With less than a week to go to the vote, Mr Corbyn is spending two days touring the country.
He held a rally in Swansea between visits to Barry and Carmarthen on Saturday.
“It makes sense to elect a Labour government and that means gaining constituencies,” he said.
Mr Corbyn said the party would “make our voices heard this weekend” with just days left to win votes ahead of Thursday’s poll.
He is the last of the major party leaders to visit Wales since election campaigning began last month.
It is also the first time he has visited since Welsh Labour leader Mark Drakeford described him as a “Marmite figure” among the party’s supporters.

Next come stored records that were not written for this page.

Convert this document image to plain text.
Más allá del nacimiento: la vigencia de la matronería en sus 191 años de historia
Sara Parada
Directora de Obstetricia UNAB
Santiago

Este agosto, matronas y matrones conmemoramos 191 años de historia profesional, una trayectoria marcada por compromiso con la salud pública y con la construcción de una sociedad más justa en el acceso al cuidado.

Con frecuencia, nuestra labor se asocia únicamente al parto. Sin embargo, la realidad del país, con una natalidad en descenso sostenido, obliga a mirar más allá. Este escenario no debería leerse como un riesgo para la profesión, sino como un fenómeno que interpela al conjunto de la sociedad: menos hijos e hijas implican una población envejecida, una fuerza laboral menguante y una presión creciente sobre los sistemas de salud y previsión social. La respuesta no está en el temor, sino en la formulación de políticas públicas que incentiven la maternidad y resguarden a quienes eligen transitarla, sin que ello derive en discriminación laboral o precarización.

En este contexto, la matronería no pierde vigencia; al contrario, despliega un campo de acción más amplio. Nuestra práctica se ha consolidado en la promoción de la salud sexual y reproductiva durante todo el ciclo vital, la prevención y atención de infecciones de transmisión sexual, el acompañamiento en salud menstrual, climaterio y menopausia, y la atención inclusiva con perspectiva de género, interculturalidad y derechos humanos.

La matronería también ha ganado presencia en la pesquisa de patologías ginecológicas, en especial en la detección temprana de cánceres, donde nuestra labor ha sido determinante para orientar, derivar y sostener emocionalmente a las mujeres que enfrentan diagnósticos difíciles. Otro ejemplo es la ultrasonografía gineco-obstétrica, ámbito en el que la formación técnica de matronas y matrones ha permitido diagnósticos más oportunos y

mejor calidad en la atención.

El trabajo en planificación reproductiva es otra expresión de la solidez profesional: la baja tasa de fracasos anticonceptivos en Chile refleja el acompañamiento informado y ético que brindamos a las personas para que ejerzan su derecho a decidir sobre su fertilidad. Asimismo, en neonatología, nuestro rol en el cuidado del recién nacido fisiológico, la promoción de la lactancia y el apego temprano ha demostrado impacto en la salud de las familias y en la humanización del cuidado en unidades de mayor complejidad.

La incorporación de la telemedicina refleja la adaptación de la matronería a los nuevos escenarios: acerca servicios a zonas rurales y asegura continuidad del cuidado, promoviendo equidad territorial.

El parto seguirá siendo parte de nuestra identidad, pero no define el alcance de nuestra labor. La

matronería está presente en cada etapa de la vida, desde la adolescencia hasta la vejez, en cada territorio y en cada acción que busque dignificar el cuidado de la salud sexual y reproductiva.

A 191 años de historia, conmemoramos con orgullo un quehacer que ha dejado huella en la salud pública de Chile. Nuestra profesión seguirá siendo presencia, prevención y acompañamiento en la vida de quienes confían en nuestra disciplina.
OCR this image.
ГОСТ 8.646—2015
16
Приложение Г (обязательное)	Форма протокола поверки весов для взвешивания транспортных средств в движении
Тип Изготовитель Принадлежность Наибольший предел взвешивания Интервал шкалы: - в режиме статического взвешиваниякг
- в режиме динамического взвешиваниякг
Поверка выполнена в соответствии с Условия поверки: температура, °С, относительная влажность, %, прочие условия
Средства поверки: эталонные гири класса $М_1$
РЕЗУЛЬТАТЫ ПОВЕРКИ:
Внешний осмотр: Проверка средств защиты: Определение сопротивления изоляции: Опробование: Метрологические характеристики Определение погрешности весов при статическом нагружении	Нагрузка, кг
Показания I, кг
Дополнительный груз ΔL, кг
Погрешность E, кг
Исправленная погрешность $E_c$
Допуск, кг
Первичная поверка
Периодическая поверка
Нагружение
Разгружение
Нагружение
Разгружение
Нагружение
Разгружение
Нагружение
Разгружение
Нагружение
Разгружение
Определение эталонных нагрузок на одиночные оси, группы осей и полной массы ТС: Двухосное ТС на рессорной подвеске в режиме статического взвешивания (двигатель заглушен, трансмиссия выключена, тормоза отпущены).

Mr Drakeford said Mr Corbyn appealed to younger voters but some traditional Welsh Labour voters were put off.
However Mr Corbyn responded: “A lot of people like Marmite, it’s good for them.”
He added: “I am campaigning on our manifesto and it’s getting a good reception because people are fed up with the levels of poverty and inequality all across the UK and a Labour government would invest properly in the future.
“We would reverse the injustice of the universal credit system and help end some of that.
“But it’s also a government that will not allow our NHS to be sold to the United States and we would expose what this government is doing.”
Mr Corbyn refused to comment on opinion polls, which show Labour lagging behind Boris Johnson’s Conservatives.
Asked if this election was a test of Labour’s resilience in Wales – where it is defending 28 seats – Mr Corbyn said his party was “very determined” to win the election.
“We are going out with a transformative, fully-costed manifesto that will improve the life chances of all of the people across the UK. I’m very proud of it.”
Having served coffee in Barry and pulled pints in Carmarthen, Mr Corbyn will travel to Bangor and Conwy on Sunday.
“I’m excited to be back in Wales on the last weekend before polling day to bring our message of hope that Labour will build a fairer, more equal society,” he said.
“I have been to more constituencies that any other party leader, and I have travelled further than any other party leader. I enjoy it.”